Une liste de 12 caches d’armes situées dans le département des Pyrénées-Atlantiques, dans le Sud-Ouest de la France, a été fournie samedi 8 avril par l’organisation séparatiste basque espagnole ETA aux autorités françaises. La remise a été effectuée par l’intermédiaire d' »artisans de la paix » de la Commission internationale de vérification (CIV), une structure indépendante, a indiqué son porte-parole, le Srilankais Ram Manikkalingam, professeur en sciences politiques à l’Université d’Amsterdam, aux Pays-Bas. « Cette étape de neutralisation d’un arsenal d’armes et d’explosifs est un grand pas », un « jour incontestablement important », a réagi samedi le ministre de l’Intérieur Matthias Fekl.

Ces caches d’armes et d’explosifs constitueraient ce qu’il reste de l’arsenal d’ETA. D’après des experts de la lutte antiterroriste, l’arsenal d’ETA comprendrait environ 130 armes de poing et deux tonnes d’explosifs, pour l’essentiel volées en France. Selon ces experts, ETA est « à l’agonie et le mouvement clandestin compterait tout au plus encore une trentaine de membres ». L’organisation séparatiste classée comme « organisation terroriste » par l’Union européenne (UE) avait annoncé dans la nuit de jeudi à vendredi, dans un communiqué à la BBC, son « désarmement total » pour le samedi 8 avril.

Dans un communiqué commun, les gouvernements autonomes du Pays Basque espagnol (Euskadi) et de la Navarre, ainsi que la Communauté d’Agglomération Pays Basque français, présidée par un élu de centre-droit, Jean-René Etchegaray (UDI), ont expressément soutenu vendredi la démarche de la Commission internationale de vérification.

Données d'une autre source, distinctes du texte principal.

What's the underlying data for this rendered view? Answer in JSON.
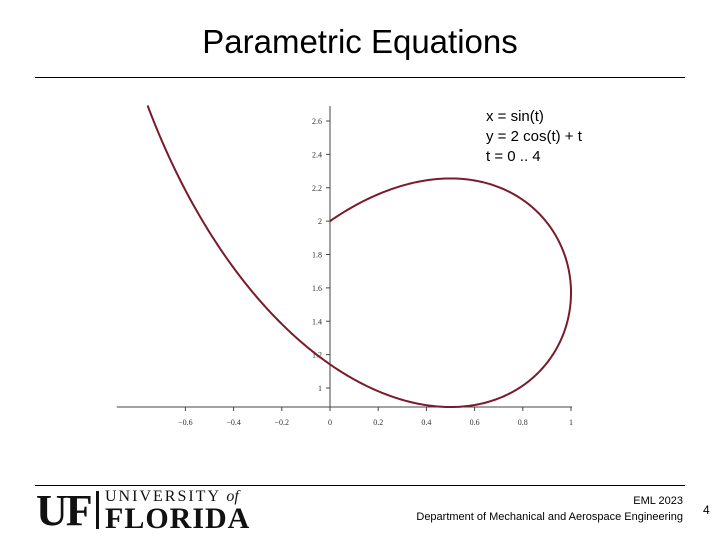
{
  "slide": {
    "title": "Parametric Equations",
    "number": "4"
  },
  "equations": [
    "x = sin(t)",
    "y = 2 cos(t) + t",
    "t = 0 .. 4"
  ],
  "logo": {
    "line1": "UNIVERSITY",
    "of": "of",
    "line2": "FLORIDA",
    "mark": "UF"
  },
  "footer": {
    "course": "EML 2023",
    "department": "Department of Mechanical and Aerospace Engineering"
  },
  "colors": {
    "curve": "#7a1a2a",
    "axis": "#444444"
  },
  "chart_data": {
    "type": "line",
    "title": "",
    "xlabel": "",
    "ylabel": "",
    "series": [
      {
        "x_expr": "sin(t)",
        "y_expr": "2*cos(t)+t",
        "t_range": [
          0,
          4
        ]
      }
    ],
    "xlim": [
      -0.76,
      1.0
    ],
    "ylim": [
      0.88,
      2.62
    ],
    "x_ticks": [
      -0.6,
      -0.4,
      -0.2,
      0,
      0.2,
      0.4,
      0.6,
      0.8,
      1
    ],
    "x_tick_labels": [
      "−0.6",
      "−0.4",
      "−0.2",
      "0",
      "0.2",
      "0.4",
      "0.6",
      "0.8",
      "1"
    ],
    "y_ticks": [
      1,
      1.2,
      1.4,
      1.6,
      1.8,
      2,
      2.2,
      2.4,
      2.6
    ],
    "y_tick_labels": [
      "1",
      "1.2",
      "1.4",
      "1.6",
      "1.8",
      "2",
      "2.2",
      "2.4",
      "2.6"
    ],
    "grid": false
  }
}
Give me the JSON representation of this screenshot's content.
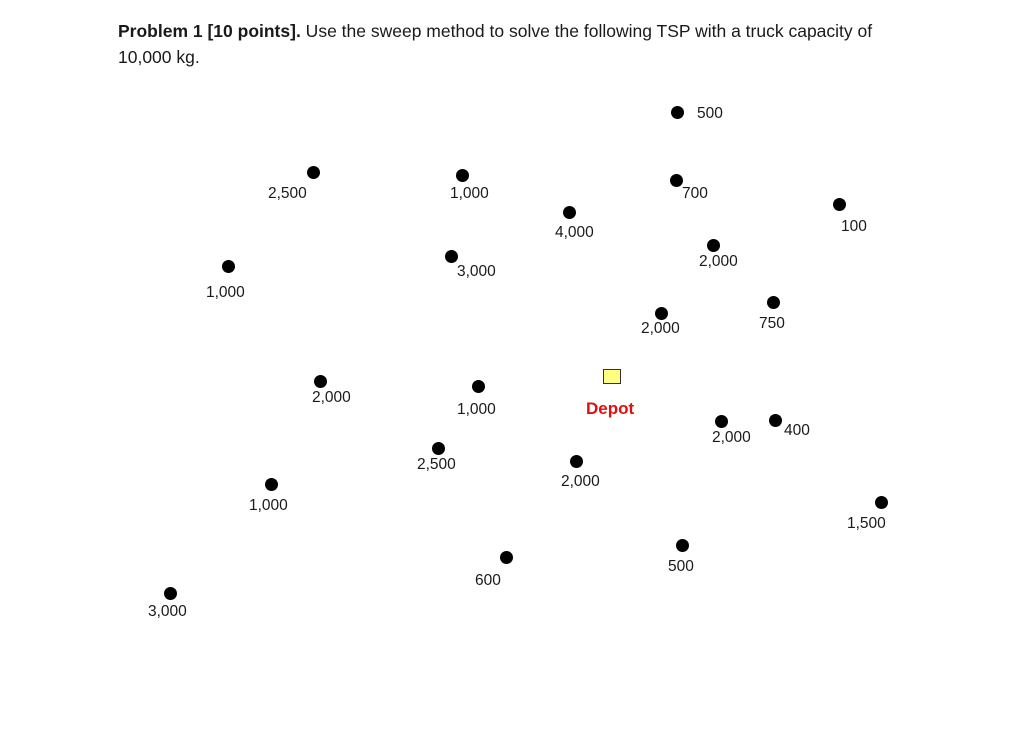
{
  "problem": {
    "heading": "Problem 1 [10 points].",
    "text": " Use the sweep method to solve the following TSP with a truck capacity of 10,000 kg."
  },
  "depot": {
    "label": "Depot",
    "color": "#e01010",
    "fill": "#ffff80"
  },
  "customers": [
    {
      "qty": "500"
    },
    {
      "qty": "2,500"
    },
    {
      "qty": "1,000"
    },
    {
      "qty": "700"
    },
    {
      "qty": "100"
    },
    {
      "qty": "4,000"
    },
    {
      "qty": "2,000"
    },
    {
      "qty": "3,000"
    },
    {
      "qty": "1,000"
    },
    {
      "qty": "2,000"
    },
    {
      "qty": "750"
    },
    {
      "qty": "2,000"
    },
    {
      "qty": "1,000"
    },
    {
      "qty": "2,000"
    },
    {
      "qty": "400"
    },
    {
      "qty": "2,500"
    },
    {
      "qty": "2,000"
    },
    {
      "qty": "1,000"
    },
    {
      "qty": "1,500"
    },
    {
      "qty": "600"
    },
    {
      "qty": "500"
    },
    {
      "qty": "3,000"
    }
  ]
}
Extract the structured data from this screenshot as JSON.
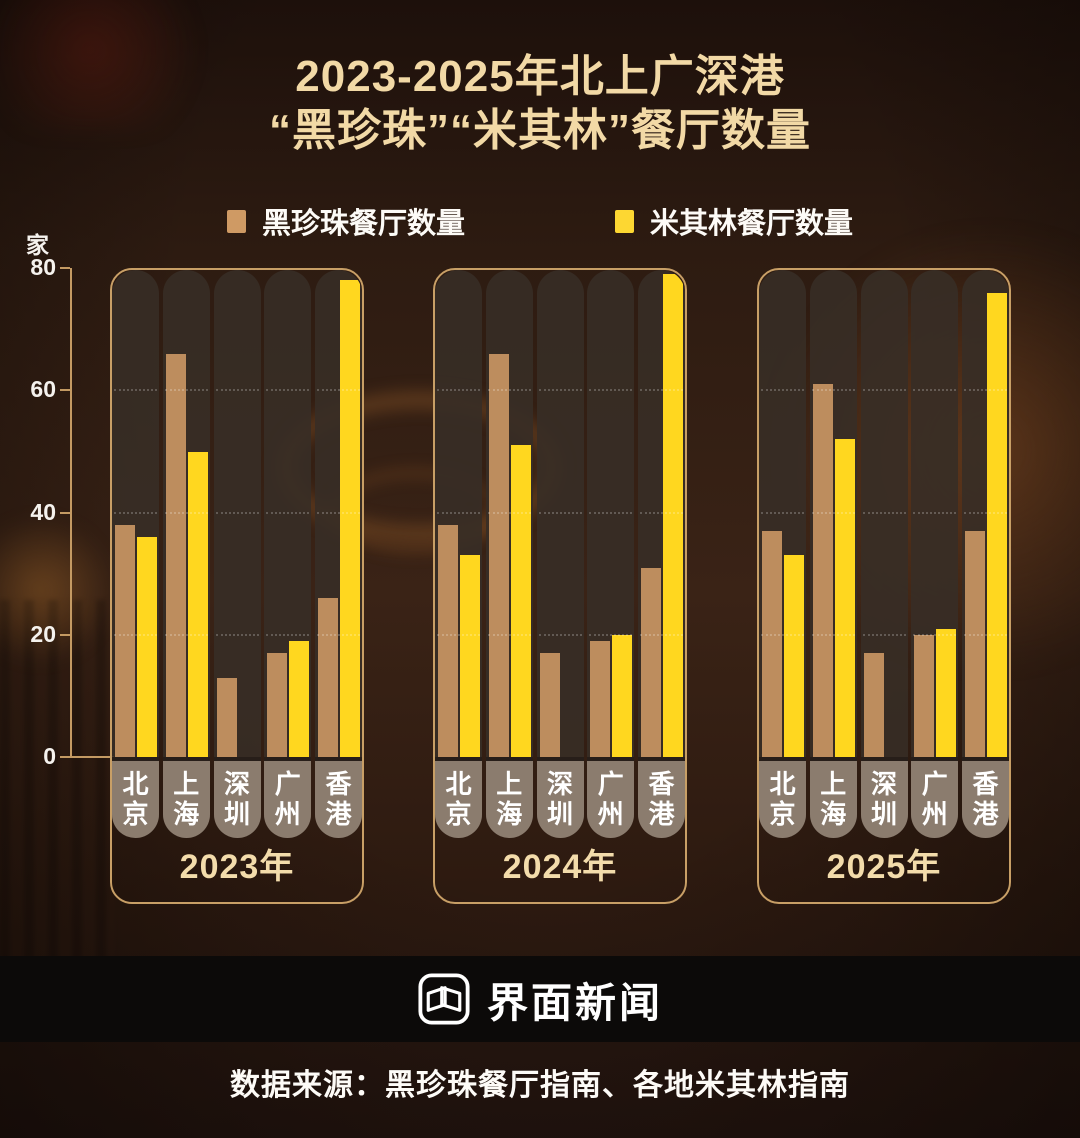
{
  "header": {
    "title_line1": "2023-2025年北上广深港",
    "title_line2": "“黑珍珠”“米其林”餐厅数量"
  },
  "legend": {
    "black_pearl": "黑珍珠餐厅数量",
    "michelin": "米其林餐厅数量"
  },
  "footer": {
    "logo_text": "界面新闻",
    "source": "数据来源：黑珍珠餐厅指南、各地米其林指南"
  },
  "colors": {
    "black_pearl_bar": "#bd8d5e",
    "michelin_bar": "#ffd71f",
    "legend_black_pearl_swatch": "#cf9a64",
    "legend_michelin_swatch": "#fdd732",
    "title_gold": "#f2d9a6",
    "axis_gold": "#c49a63",
    "group_border": "#c89f66"
  },
  "chart_data": {
    "type": "bar",
    "subtype": "grouped-by-year",
    "unit_label": "家",
    "ylim": [
      0,
      80
    ],
    "y_ticks": [
      0,
      20,
      40,
      60,
      80
    ],
    "grid_levels": [
      20,
      40,
      60
    ],
    "categories": [
      "北京",
      "上海",
      "深圳",
      "广州",
      "香港"
    ],
    "series_names": [
      "黑珍珠餐厅数量",
      "米其林餐厅数量"
    ],
    "groups": [
      {
        "label": "2023年",
        "black_pearl": [
          38,
          66,
          13,
          17,
          26
        ],
        "michelin": [
          36,
          50,
          0,
          19,
          78
        ]
      },
      {
        "label": "2024年",
        "black_pearl": [
          38,
          66,
          17,
          19,
          31
        ],
        "michelin": [
          33,
          51,
          0,
          20,
          79
        ]
      },
      {
        "label": "2025年",
        "black_pearl": [
          37,
          61,
          17,
          20,
          37
        ],
        "michelin": [
          33,
          52,
          0,
          21,
          76
        ]
      }
    ]
  }
}
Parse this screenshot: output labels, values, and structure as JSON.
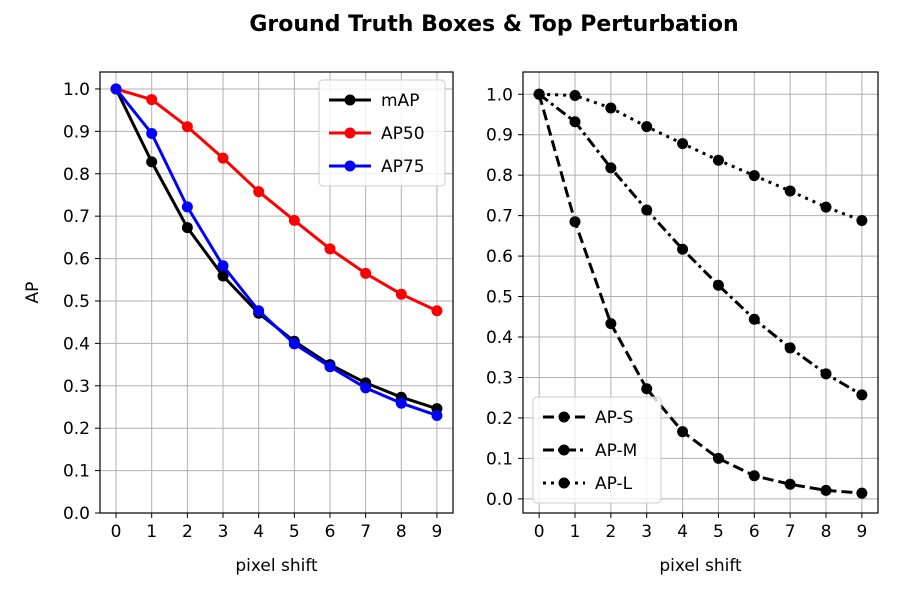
{
  "figure": {
    "title": "Ground Truth Boxes  &  Top Perturbation"
  },
  "chart_data": [
    {
      "type": "line",
      "title": "",
      "xlabel": "pixel shift",
      "ylabel": "AP",
      "x": [
        0,
        1,
        2,
        3,
        4,
        5,
        6,
        7,
        8,
        9
      ],
      "xlim": [
        -0.45,
        9.45
      ],
      "ylim": [
        0.0,
        1.04
      ],
      "xticks": [
        "0",
        "1",
        "2",
        "3",
        "4",
        "5",
        "6",
        "7",
        "8",
        "9"
      ],
      "yticks": [
        0.0,
        0.1,
        0.2,
        0.3,
        0.4,
        0.5,
        0.6,
        0.7,
        0.8,
        0.9,
        1.0
      ],
      "ytick_labels": [
        "0.0",
        "0.1",
        "0.2",
        "0.3",
        "0.4",
        "0.5",
        "0.6",
        "0.7",
        "0.8",
        "0.9",
        "1.0"
      ],
      "grid": true,
      "legend_position": "top-right",
      "series": [
        {
          "name": "mAP",
          "color": "#000000",
          "linestyle": "solid",
          "values": [
            1.0,
            0.828,
            0.673,
            0.559,
            0.471,
            0.405,
            0.35,
            0.307,
            0.273,
            0.246
          ]
        },
        {
          "name": "AP50",
          "color": "#ff0000",
          "linestyle": "solid",
          "values": [
            1.0,
            0.975,
            0.911,
            0.837,
            0.758,
            0.69,
            0.623,
            0.565,
            0.516,
            0.477
          ]
        },
        {
          "name": "AP75",
          "color": "#0000ff",
          "linestyle": "solid",
          "values": [
            1.0,
            0.895,
            0.722,
            0.583,
            0.477,
            0.399,
            0.345,
            0.295,
            0.259,
            0.23
          ]
        }
      ]
    },
    {
      "type": "line",
      "title": "",
      "xlabel": "pixel shift",
      "ylabel": "",
      "x": [
        0,
        1,
        2,
        3,
        4,
        5,
        6,
        7,
        8,
        9
      ],
      "xlim": [
        -0.45,
        9.45
      ],
      "ylim": [
        -0.035,
        1.055
      ],
      "xticks": [
        "0",
        "1",
        "2",
        "3",
        "4",
        "5",
        "6",
        "7",
        "8",
        "9"
      ],
      "yticks": [
        0.0,
        0.1,
        0.2,
        0.3,
        0.4,
        0.5,
        0.6,
        0.7,
        0.8,
        0.9,
        1.0
      ],
      "ytick_labels": [
        "0.0",
        "0.1",
        "0.2",
        "0.3",
        "0.4",
        "0.5",
        "0.6",
        "0.7",
        "0.8",
        "0.9",
        "1.0"
      ],
      "grid": true,
      "legend_position": "bottom-left",
      "series": [
        {
          "name": "AP-S",
          "color": "#000000",
          "linestyle": "dashed",
          "values": [
            1.0,
            0.685,
            0.433,
            0.272,
            0.166,
            0.1,
            0.057,
            0.036,
            0.021,
            0.014
          ]
        },
        {
          "name": "AP-M",
          "color": "#000000",
          "linestyle": "dashdot",
          "values": [
            1.0,
            0.932,
            0.818,
            0.714,
            0.617,
            0.528,
            0.444,
            0.373,
            0.309,
            0.257
          ]
        },
        {
          "name": "AP-L",
          "color": "#000000",
          "linestyle": "dotted",
          "values": [
            1.0,
            0.997,
            0.966,
            0.92,
            0.878,
            0.837,
            0.799,
            0.761,
            0.721,
            0.688
          ]
        }
      ]
    }
  ]
}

ETA (Euskadi Ta Askatasuna, Pays Basque et Liberté), née en 1959 dans la lutte contre le franquisme, a renoncé en octobre 2011 à la lutte armée, après 43 ans de violences au nom de l’indépendance du Pays Basque et de la Navarre et 829 morts attribués à son mouvement clandestin. Jusqu’à présent, ETA refusait son désarmement et sa dissolution exigés par Madrid et Paris, réclamant une négociation sur ses membres détenus. Ces derniers sont au nombre de 360, une centaine purgeant des peines de plus de dix ans de prison.